Publicado em: 02/10/2017 |

Eu passei quase toda a década de 1990 fora do Brasil. Saí em 1992 e só retornei, definitivamente, em 1999. Neste período, trabalhei alucinadamente entre vários países europeus e no Brasil também. Chegou um momento em que o Satyros tinha sedes em Lisboa, Berlim e Curitiba.

Quando penso em minha trajetória, costumo chamar essa fase de “heróica”. Sim, só Deus sabe o que vivemos. Desde dormir em barracas até trabalhar ilegalmente pelas ruas de Londres, por exemplo, e ter que correr da polícia. (Sim, não é só em São Paulo que os artistas de rua sofrem…).

Por outro lado, tenho muito o que agradecer aos deuses do teatro. Trabalhei em vários continentes e em mais de 30 países.
Das coisas inacreditáveis que aconteceram em minha carreira, talvez a mais espantosa foi ter trabalhado com Steven Severin, da banda inglesa Siouxsie and the Banshees, entre 1994 e 1997, que concebeu a trilha de nosso espetáculo “Maldoror”. Aqui, a prova do crime, rs.

A banda Siouxsie and the Banshees estava, naquele momento, no auge. E nós, Satyros, frequentávamos os camarins e baladas com, ninguém menos, que Siouxsie, a mulher mais incrível que podíamos conhecer naqueles tempos.

Mas, nessa época, a Europa era muito, muito distante do Brasil. Me lembro que comprávamos os jornais brasileiros em Londres ou Berlim, dois dias depois que eram editados. Tudo era muito distante.

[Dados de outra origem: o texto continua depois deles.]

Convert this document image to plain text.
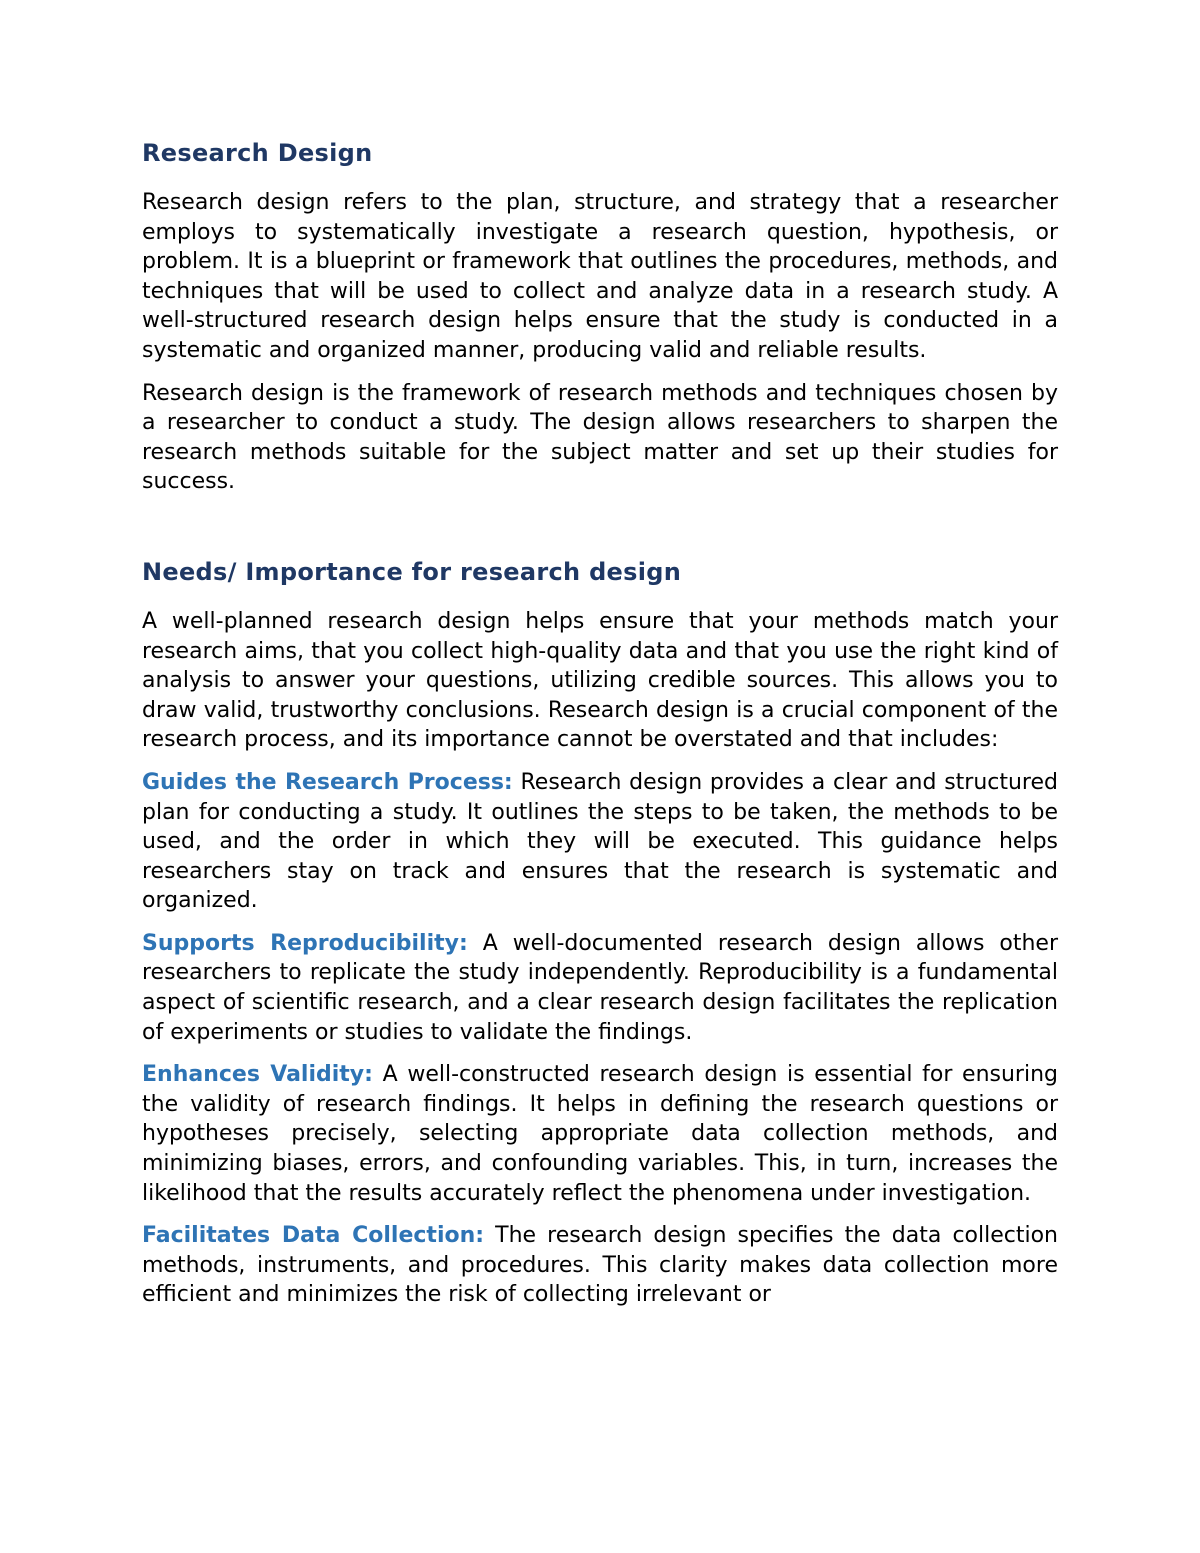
Research Design

Research design refers to the plan, structure, and strategy that a researcher employs to systematically investigate a research question, hypothesis, or problem. It is a blueprint or framework that outlines the procedures, methods, and techniques that will be used to collect and analyze data in a research study. A well-structured research design helps ensure that the study is conducted in a systematic and organized manner, producing valid and reliable results.

Research design is the framework of research methods and techniques chosen by a researcher to conduct a study. The design allows researchers to sharpen the research methods suitable for the subject matter and set up their studies for success.

Needs/ Importance for research design

A well-planned research design helps ensure that your methods match your research aims, that you collect high-quality data and that you use the right kind of analysis to answer your questions, utilizing credible sources. This allows you to draw valid, trustworthy conclusions. Research design is a crucial component of the research process, and its importance cannot be overstated and that includes:

Guides the Research Process: Research design provides a clear and structured plan for conducting a study. It outlines the steps to be taken, the methods to be used, and the order in which they will be executed. This guidance helps researchers stay on track and ensures that the research is systematic and organized.

Supports Reproducibility: A well-documented research design allows other researchers to replicate the study independently. Reproducibility is a fundamental aspect of scientific research, and a clear research design facilitates the replication of experiments or studies to validate the findings.

Enhances Validity: A well-constructed research design is essential for ensuring the validity of research findings. It helps in defining the research questions or hypotheses precisely, selecting appropriate data collection methods, and minimizing biases, errors, and confounding variables. This, in turn, increases the likelihood that the results accurately reflect the phenomena under investigation.

Facilitates Data Collection: The research design specifies the data collection methods, instruments, and procedures. This clarity makes data collection more efficient and minimizes the risk of collecting irrelevant or
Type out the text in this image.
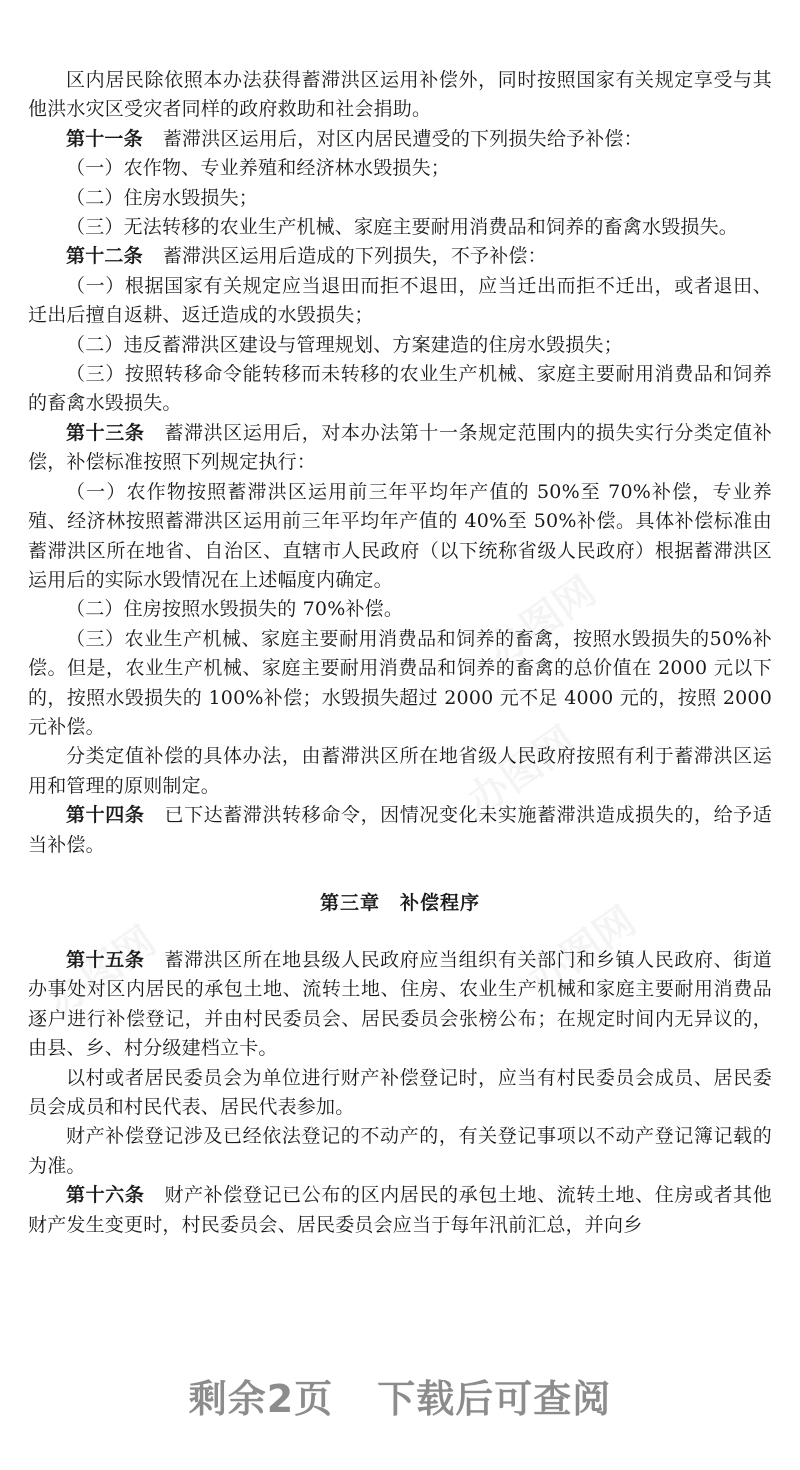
区内居民除依照本办法获得蓄滞洪区运用补偿外，同时按照国家有关规定享受与其他洪水灾区受灾者同样的政府救助和社会捐助。

第十一条 蓄滞洪区运用后，对区内居民遭受的下列损失给予补偿：

（一）农作物、专业养殖和经济林水毁损失；

（二）住房水毁损失；

（三）无法转移的农业生产机械、家庭主要耐用消费品和饲养的畜禽水毁损失。

第十二条 蓄滞洪区运用后造成的下列损失，不予补偿：

（一）根据国家有关规定应当退田而拒不退田，应当迁出而拒不迁出，或者退田、迁出后擅自返耕、返迁造成的水毁损失；

（二）违反蓄滞洪区建设与管理规划、方案建造的住房水毁损失；

（三）按照转移命令能转移而未转移的农业生产机械、家庭主要耐用消费品和饲养的畜禽水毁损失。

第十三条 蓄滞洪区运用后，对本办法第十一条规定范围内的损失实行分类定值补偿，补偿标准按照下列规定执行：

（一）农作物按照蓄滞洪区运用前三年平均年产值的 50%至 70%补偿，专业养殖、经济林按照蓄滞洪区运用前三年平均年产值的 40%至 50%补偿。具体补偿标准由蓄滞洪区所在地省、自治区、直辖市人民政府（以下统称省级人民政府）根据蓄滞洪区运用后的实际水毁情况在上述幅度内确定。

（二）住房按照水毁损失的 70%补偿。

（三）农业生产机械、家庭主要耐用消费品和饲养的畜禽，按照水毁损失的50%补偿。但是，农业生产机械、家庭主要耐用消费品和饲养的畜禽的总价值在 2000 元以下的，按照水毁损失的 100%补偿；水毁损失超过 2000 元不足 4000 元的，按照 2000 元补偿。

分类定值补偿的具体办法，由蓄滞洪区所在地省级人民政府按照有利于蓄滞洪区运用和管理的原则制定。

第十四条 已下达蓄滞洪转移命令，因情况变化未实施蓄滞洪造成损失的，给予适当补偿。

第三章 补偿程序

第十五条 蓄滞洪区所在地县级人民政府应当组织有关部门和乡镇人民政府、街道办事处对区内居民的承包土地、流转土地、住房、农业生产机械和家庭主要耐用消费品逐户进行补偿登记，并由村民委员会、居民委员会张榜公布；在规定时间内无异议的，由县、乡、村分级建档立卡。

以村或者居民委员会为单位进行财产补偿登记时，应当有村民委员会成员、居民委员会成员和村民代表、居民代表参加。

财产补偿登记涉及已经依法登记的不动产的，有关登记事项以不动产登记簿记载的为准。

第十六条 财产补偿登记已公布的区内居民的承包土地、流转土地、住房或者其他财产发生变更时，村民委员会、居民委员会应当于每年汛前汇总，并向乡

剩余2页 下载后可查阅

Com o advento e a expansão da internet, dentre outros fatores socioeconômicos, inseridos na ideia de globalização, tais fronteiras foram destruídas (ou amenizadas, pelo menos) e hoje, travar contato com o exterior é imprescindível para compreendermos o mundo em que vivemos.

Aqui na SP Escola de Teatro, acreditamos piamente nisso. E desde o início procuramos nos manter conectados com o mundo inteiro, descobrindo nesse processo que há muito em comum entre o teatro brasileiro e o português, por exemplo. E também há muitas diferenças, singularidades que tornam a arte uma ferramenta tão poderosa e transformadora.

É por isso que concretizamos tantos intercâmbios com uma série de países, pensando tanto na ida de nossos aprendizes e formadores quanto na vinda de artistas que possam contribuir para nossos estudos. Em relação a esse segundo item, recebemos, recentemente, vários artistas estrangeiros que ministraram aulas e conheceram nosso sistema pedagógico.

Um deles é Eliot Shrimpton, ator e professor britânico da conceituada Guildhall School of Music & Drama, de Londres. Para se ter uma pequenina ideia de qual escola estamos falando, pelas “mãos” da Guildhall passou uma lista de atores mundialmente reconhecidos, como Dominic West, Ewan McGregor, Joseph Fiennes, Orlando Bloom e Michelle Dockery. Pouca coisa, não?

Eliot veio para ministrar o curso de Extensão Cultural “Atuação na cena: preparação do ator”, que, como todas as atividades oferecidas pela Escola, era gratuito. Ou seja, o cara incrível que ensinou seu método a atores desse calibre esteve conosco e passou seus conhecimentos a estudantes daqui, que não tiveram que pagar nada por isso. Escambo artístico riquíssimo e saudável.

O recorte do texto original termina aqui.